What to Avoid During a Home Purchase

What's better than getting a bunch of new furniture to adorn your future home? Nothing. But making big ticket purchases before closing could be trouble. It's best to remember that until closing, your lender is watching your finances very closely. Below you'll find a list of things to stay away from during this crucial time of your home purchase.

Don't buy luxury items. You may be itching to turn your new kitchen into a home magazine cover, or celebrate your new castle, but keep away from big purchases like furniture, jewelry, appliances, or vacations until your loan closes. Using credit cards to buy new living room furniture could compromise your loan process by distorting your numbers. It's also a bad idea to make those large purchases using cash. Lenders are looking at your cash on hand when considering your loan.

Don't go on a job search. Consistency in your work history is a good thing to banks and other lenders. Finding a new career (particularly one with a bigger paycheck) may not jeopardize your ability to qualify for your mortgage loan. However, if you switch careers before your loan is approved, your mortgage process could fail or be slowed down.

Don't switch banks or move money around in your bank accounts. Bank statements from recent months for accounts in your name (checking, savings, money market, and other accounts) will likely be reviewed as the lending institution makes decisions regarding your loan application. Your lending institution looks for a steady rise and fall of your funds each pay period, in order to rule out fraud. Changing banks or moving money elsewhere - even if its just to pool funds - might make it difficult for your lender to document your funds.

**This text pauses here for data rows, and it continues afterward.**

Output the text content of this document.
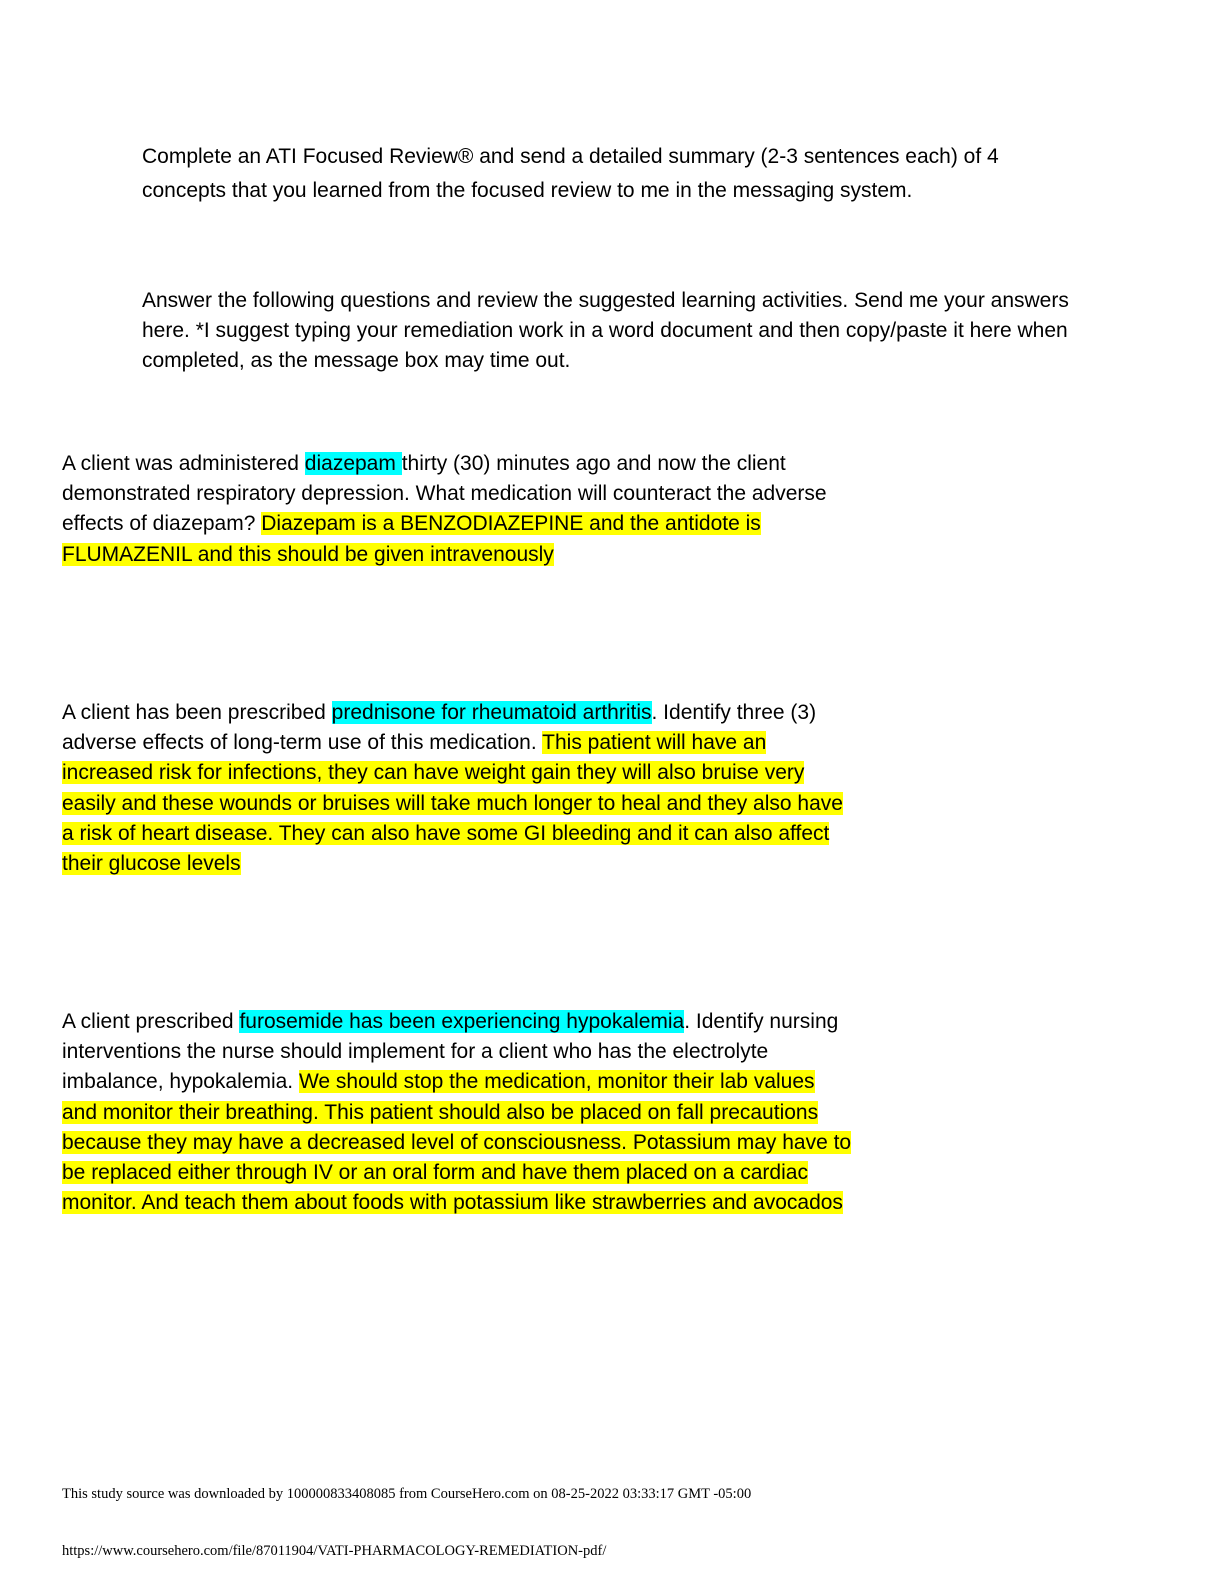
Complete an ATI Focused Review® and send a detailed summary (2-3 sentences each) of 4 concepts that you learned from the focused review to me in the messaging system.

Answer the following questions and review the suggested learning activities. Send me your answers here. *I suggest typing your remediation work in a word document and then copy/paste it here when completed, as the message box may time out.

A client was administered diazepam thirty (30) minutes ago and now the client demonstrated respiratory depression. What medication will counteract the adverse effects of diazepam? Diazepam is a BENZODIAZEPINE and the antidote is FLUMAZENIL and this should be given intravenously

A client has been prescribed prednisone for rheumatoid arthritis. Identify three (3) adverse effects of long-term use of this medication. This patient will have an increased risk for infections, they can have weight gain they will also bruise very easily and these wounds or bruises will take much longer to heal and they also have a risk of heart disease. They can also have some GI bleeding and it can also affect their glucose levels

A client prescribed furosemide has been experiencing hypokalemia. Identify nursing interventions the nurse should implement for a client who has the electrolyte imbalance, hypokalemia. We should stop the medication, monitor their lab values and monitor their breathing. This patient should also be placed on fall precautions because they may have a decreased level of consciousness. Potassium may have to be replaced either through IV or an oral form and have them placed on a cardiac monitor. And teach them about foods with potassium like strawberries and avocados

This study source was downloaded by 100000833408085 from CourseHero.com on 08-25-2022 03:33:17 GMT -05:00

https://www.coursehero.com/file/87011904/VATI-PHARMACOLOGY-REMEDIATION-pdf/
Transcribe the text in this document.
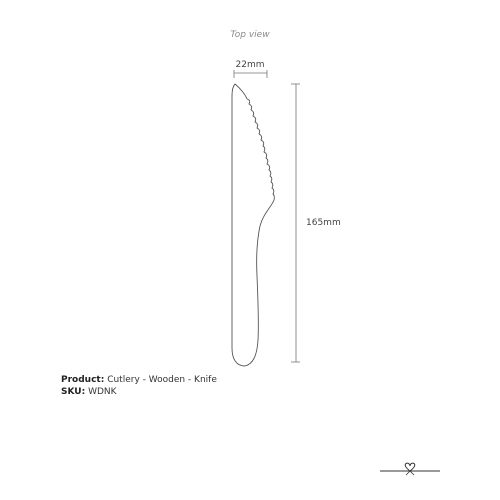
Top view
22mm
165mm
Product: Cutlery - Wooden - Knife
SKU: WDNK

Don't deliver a "good faith" deposit directly to the seller in a FSBO (for sale by owner) purchase. Your good faith deposit does not belong to the seller: it remains yours until the sale closes. Any earnest funds are to go toward your expenses closing; some FSBO sellers might not realize this. Get an attorney or other neutral party who will hold the funds or put them in a trust account until you close. The disposition of good faith funds, if your sale falls through, should be specified in the contract with the seller.